At a June 6 media briefing, Charlotte-Mecklenburg Schools Superintendent Peter Gorman did not disguise his dismay at the county’s recent refusal to grant CMS its budget request in full. The Mecklenburg Board of County Commissioners disclosed at a June 5 meeting the plan to withhold nearly $5 million from CMS’s initial request, causing the school board and Gorman to consider putting another notch in the already tightened budget belt. Although cuts may be on the not-so-distant horizon, Gorman warns that prematurely disclosing where the trimmings will be made could be risky before the state exposes its fiscal appropriations for the school system.

In a letter of request by Board of Education Chairman Joe White, Gorman and the CMS board presented a plea for $30.3 million, an increase of $20.8 million. The local cost requests totaled $17.5 million to cover the expense of “growth and sustaining operations.” With an estimated increase of 5,000 students for the 2007-08 school year, the board felt the community’s future hinged on the ability to fully fund the educational needs of “tomorrow’s workers, tomorrow’s citizens and tomorrow’s leaders.” The school board attributed its appeal for increased funding to higher insurance costs, state-mandated salary increases and the additional $9.6 million needed to cover two new schools. Now, local funding decisions have left CMS with a $5 million shortfall and a longer-than-ever to-do list.

“We haven’t decided (where cuts will be made). It is way too early,” Gorman told Charlotte Weekly after the briefing. “We have to be careful until we know the final number (the appropriations amount) from the state, because if we say where those final cuts would be and we end up getting the money, then we create a perilous situation. If an employee thinks there may be a cut and we end up getting funding, that employee could leave us and go somewhere else.”

Although initially the numbers proposed by the county manager were more closely aligned with CMS’s expectations, Gorman described the newly announced budget hiccup as a “very normal thing.” Currently the county provides one-third of the budgeting dollars for CMS, leaving the remaining two-thirds as the state’s responsibility. “Right now we are in the process of monitoring what the state budget is,” said Gorman. “If we find that it (the state budget) does not reach what we have as our existing budget, we will have to sit down and go through a process and the board will make recommendations on how we would monitor the budget.

“I can say with certainty, we never got exactly … what we asked for from state, local and federal (funding sources),” Gorman said of years past. “We are used to this. I don’t mean to be flippant about being $5 million short, but the process we are used to. We are working on decisions and recommendations that we would make to the board pending the outcome.” Although seemingly calm, Gorman cautioned that cuts could come at a sacrifice. “We recommended to the board a budget that we feel (included) the things we had to have,” said Gorman, adding that reductions would affect “serious areas that will be detrimental to the quality of programs that we provide to the kids. These will be painful decisions that we have to make.”

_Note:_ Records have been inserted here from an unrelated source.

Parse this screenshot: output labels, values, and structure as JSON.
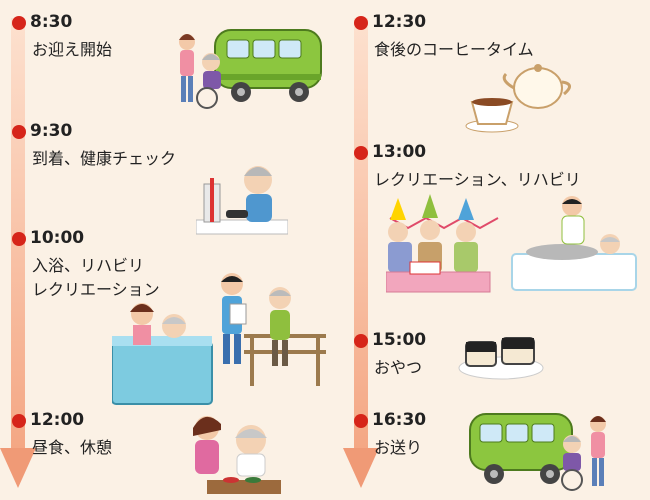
{
  "schedule_left": [
    {
      "time": "8:30",
      "lines": [
        "お迎え開始"
      ],
      "icon": "pickup-bus-illustration"
    },
    {
      "time": "9:30",
      "lines": [
        "到着、健康チェック"
      ],
      "icon": "health-check-illustration"
    },
    {
      "time": "10:00",
      "lines": [
        "入浴、リハビリ",
        "レクリエーション"
      ],
      "icon": "bath-rehab-illustration"
    },
    {
      "time": "12:00",
      "lines": [
        "昼食、休憩"
      ],
      "icon": "lunch-illustration"
    }
  ],
  "schedule_right": [
    {
      "time": "12:30",
      "lines": [
        "食後のコーヒータイム"
      ],
      "icon": "coffee-illustration"
    },
    {
      "time": "13:00",
      "lines": [
        "レクリエーション、リハビリ"
      ],
      "icon": "party-rehab-illustration"
    },
    {
      "time": "15:00",
      "lines": [
        "おやつ"
      ],
      "icon": "snack-illustration"
    },
    {
      "time": "16:30",
      "lines": [
        "お送り"
      ],
      "icon": "dropoff-bus-illustration"
    }
  ],
  "colors": {
    "background": "#fbf1e5",
    "dot": "#d6251a",
    "arrow": "#f09a76",
    "bus": "#8cc63f"
  }
}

Gorman and the school board now face a slightly heightened hurdle but remain optimistic, understanding that the process was not entirely fruitless. “I am disheartened it wasn’t the full funding in the end,” Gorman said. “Budgeting is an ongoing process. It is a multiple-year relational and related experience. We are always working to build the bridge for next year and to create that foundation.”

For now, the CMS budget is on standby pending the state’s final decision. Until then, many are speculating about which areas the restrictions are most likely to affect. “It depends on when the budget is passed,” said Gorman, noting that the state has no definitive deadline by which to pass the budget.

Although much remains unclear, Gorman thinks parents should be aware of the situation. “We have come up $5 million short from allocation from the county,” explained Gorman. “The state is still working on their budget, but there is likely potential that the district will have to go back and make some reductions.”